Fogelberg Finds That Ties Bind
Times Pop Music Critic
July 24, 1998
Though concertgoers may still see him as a beloved soft-rock balladeer, the singer has been busy with a less commercial project, a Christmas album conceived and produced by him alone. Dan Fogelberg's reputation for being tenaciously protective of his art has always been legendary in music circles. As a purveyor of slick pop classics such as "Same Old Lang Syne," "Leader Of The Band" and "Make Love Stay," his 25 years with Epic Records yielded 15 albums and more than a dozen top 10 singles. However, with that success Fogelberg often found himself battling with label executives about everything from song titles to album jacket artwork.
Which is why his current project seems to bring him so much satisfaction. In the next couple of months Fogelberg hopes to wrap up work on his first album of Christmas music.
Due out next year, the project was a watershed effort for Fogelberg, who has gone nearly four years without a new studio album. Totally conceived and produced by Fogelberg, the album explores medieval carols and instrumentals as well as originals. But most important, the project has remained unbound by anyone's influences other than his own.
"It's purely a musical adventure on my part," the singer said recently by phone from his ranch in Western Colorado. "It was something that appealed to my instincts as a musician, so I've just sort of let that take over. It's not something I probably would have had the inclination to devote myself to before now."

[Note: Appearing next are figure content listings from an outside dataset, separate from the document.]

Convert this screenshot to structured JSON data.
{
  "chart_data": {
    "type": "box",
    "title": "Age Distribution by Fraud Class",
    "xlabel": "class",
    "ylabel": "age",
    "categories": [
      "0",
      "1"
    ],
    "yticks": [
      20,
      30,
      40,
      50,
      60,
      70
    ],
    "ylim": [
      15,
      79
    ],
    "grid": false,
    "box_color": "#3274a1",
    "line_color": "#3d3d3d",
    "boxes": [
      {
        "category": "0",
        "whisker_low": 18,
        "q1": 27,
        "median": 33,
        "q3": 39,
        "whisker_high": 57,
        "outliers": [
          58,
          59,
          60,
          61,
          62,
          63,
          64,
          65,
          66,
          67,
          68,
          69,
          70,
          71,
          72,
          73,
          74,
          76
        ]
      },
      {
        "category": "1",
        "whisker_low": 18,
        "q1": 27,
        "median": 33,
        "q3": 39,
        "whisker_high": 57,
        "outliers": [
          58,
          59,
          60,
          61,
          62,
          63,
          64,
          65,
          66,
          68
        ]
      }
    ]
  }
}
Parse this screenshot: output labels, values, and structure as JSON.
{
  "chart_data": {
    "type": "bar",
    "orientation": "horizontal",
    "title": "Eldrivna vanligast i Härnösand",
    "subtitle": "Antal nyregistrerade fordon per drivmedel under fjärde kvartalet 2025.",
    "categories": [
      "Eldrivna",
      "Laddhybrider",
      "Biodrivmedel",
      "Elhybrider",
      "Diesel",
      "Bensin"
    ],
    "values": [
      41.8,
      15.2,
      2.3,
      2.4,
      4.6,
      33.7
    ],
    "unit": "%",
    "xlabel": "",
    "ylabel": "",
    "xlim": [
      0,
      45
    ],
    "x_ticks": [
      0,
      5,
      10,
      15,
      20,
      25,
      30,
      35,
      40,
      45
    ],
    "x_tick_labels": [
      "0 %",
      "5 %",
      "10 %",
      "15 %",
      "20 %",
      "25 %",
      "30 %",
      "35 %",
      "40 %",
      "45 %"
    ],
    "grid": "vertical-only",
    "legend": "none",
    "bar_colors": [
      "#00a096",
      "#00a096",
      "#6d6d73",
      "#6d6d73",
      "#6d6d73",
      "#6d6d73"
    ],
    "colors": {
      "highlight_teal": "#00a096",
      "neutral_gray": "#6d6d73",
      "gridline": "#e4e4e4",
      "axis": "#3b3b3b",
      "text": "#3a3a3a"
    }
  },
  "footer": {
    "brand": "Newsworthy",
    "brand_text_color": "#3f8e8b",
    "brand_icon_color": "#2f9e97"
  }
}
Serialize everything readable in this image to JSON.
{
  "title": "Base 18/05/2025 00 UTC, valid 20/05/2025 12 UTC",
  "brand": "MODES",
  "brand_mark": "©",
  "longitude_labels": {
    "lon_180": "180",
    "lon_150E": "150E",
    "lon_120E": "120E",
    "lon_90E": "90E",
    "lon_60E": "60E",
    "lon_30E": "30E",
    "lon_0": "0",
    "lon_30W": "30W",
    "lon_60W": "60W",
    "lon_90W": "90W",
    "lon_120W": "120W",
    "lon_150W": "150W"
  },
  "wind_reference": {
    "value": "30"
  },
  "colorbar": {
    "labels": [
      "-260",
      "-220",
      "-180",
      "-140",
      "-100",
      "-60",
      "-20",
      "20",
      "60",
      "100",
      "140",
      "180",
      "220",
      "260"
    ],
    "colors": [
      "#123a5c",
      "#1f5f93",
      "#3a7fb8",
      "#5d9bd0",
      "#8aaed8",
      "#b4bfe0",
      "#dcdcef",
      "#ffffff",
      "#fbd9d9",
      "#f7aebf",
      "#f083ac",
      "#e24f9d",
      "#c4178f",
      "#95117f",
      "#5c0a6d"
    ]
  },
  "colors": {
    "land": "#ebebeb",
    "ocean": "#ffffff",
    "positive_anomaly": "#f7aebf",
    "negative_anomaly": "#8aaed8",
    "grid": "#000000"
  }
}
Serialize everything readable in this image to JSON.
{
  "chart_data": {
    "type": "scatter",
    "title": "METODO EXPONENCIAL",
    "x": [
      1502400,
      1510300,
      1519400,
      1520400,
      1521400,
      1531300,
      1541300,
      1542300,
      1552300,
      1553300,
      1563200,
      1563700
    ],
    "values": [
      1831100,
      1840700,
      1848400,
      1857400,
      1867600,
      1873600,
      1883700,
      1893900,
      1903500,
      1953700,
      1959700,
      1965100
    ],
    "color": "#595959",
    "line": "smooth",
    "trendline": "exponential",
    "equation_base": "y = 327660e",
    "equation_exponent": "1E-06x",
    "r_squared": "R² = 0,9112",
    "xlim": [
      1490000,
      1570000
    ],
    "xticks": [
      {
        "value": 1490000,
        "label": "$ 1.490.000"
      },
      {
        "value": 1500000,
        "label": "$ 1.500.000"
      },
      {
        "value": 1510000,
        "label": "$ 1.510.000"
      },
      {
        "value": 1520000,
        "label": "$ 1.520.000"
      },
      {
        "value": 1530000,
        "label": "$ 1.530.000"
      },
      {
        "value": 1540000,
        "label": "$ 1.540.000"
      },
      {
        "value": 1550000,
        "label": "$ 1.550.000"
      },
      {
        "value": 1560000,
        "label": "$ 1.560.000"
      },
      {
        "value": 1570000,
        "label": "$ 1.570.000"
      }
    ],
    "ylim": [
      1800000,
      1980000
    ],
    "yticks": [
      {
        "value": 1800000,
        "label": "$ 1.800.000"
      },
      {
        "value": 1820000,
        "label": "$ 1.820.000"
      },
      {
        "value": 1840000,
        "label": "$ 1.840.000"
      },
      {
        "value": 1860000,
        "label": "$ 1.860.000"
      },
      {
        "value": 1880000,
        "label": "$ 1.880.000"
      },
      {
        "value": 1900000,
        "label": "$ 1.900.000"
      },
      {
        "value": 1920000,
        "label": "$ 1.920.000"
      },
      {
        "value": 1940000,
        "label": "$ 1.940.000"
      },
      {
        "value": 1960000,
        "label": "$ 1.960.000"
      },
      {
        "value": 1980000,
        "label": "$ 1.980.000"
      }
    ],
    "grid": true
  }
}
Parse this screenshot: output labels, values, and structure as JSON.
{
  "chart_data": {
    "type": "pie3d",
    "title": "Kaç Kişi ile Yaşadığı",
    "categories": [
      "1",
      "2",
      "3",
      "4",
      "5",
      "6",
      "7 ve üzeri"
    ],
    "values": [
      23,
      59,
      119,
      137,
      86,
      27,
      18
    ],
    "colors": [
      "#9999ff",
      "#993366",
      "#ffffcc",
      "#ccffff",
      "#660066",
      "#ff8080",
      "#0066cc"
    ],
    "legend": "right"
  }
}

The labor of love actually began years ago with Fogelberg researching the ancient music, unearthing obscure English carols that were merely melodic poems accompanied by lutes and psalteries. Since Fogelberg doesn't play a lute, he found himself adapting classical guitar tunings to fit the parts. "It's pretty neat how it's fitting together," he says. " Every day, something else opens up with more to explore. It's a blast."
But most important, says Fogelberg, the album, which is set for release sometime next year, has been allowed to progress at its own pace, a luxury the singer conceded is only possible now that he is removed from the rigors of more commercial projects. In fact, the last album of Fogelberg's music came with last year's four-CD set, Portrait, an ambitious chronicle of the singer's quarter-decade recording career. The collection packaged together hits such as "Leader Of The Band," "Same Old Lang Syne" "Hard To Say," and "Run For The Roses," plus selections of Fogelberg's own choosing. It was also a farewell of sorts to his commercial viability.
"The box set allowed me to have some breathing room in my career," he said. "For the first time, I could just stop and catch my breath and say, 'What's really important to me in my career?' Sure, I have absolutely no regrets for the music I created, but I spent the 80's trying to crawl out of that pigeonhole of being the soft-rock balladeer. There's a lot more music in me than that, and I've tried to prove it."
Fogelberg has other projects on the burner. In the works is a live acoustic album culled from recent performances that he hopes to complete next year.
"I've gained a lot of perspective on my music by going out and performing solo," he says. "As a musician, I've always enjoyed exploring the nuances and subtleties of a song. Plus, there's that one-on-one type of thing with the audience, which I've always found enjoyable."
Longevity is not something that Fogelberg expected from his music career. "I've always thought that if you get a pretty good ride out of it, then take it for what it is. For me at this point, I'm happy to have the freedom to do just what I want, and the fun comes with looking around and saying, 'Hey, I want to put together a funky blues band,' or 'I want to play bluegrass,' I can make those decisions now and not be a bit worried."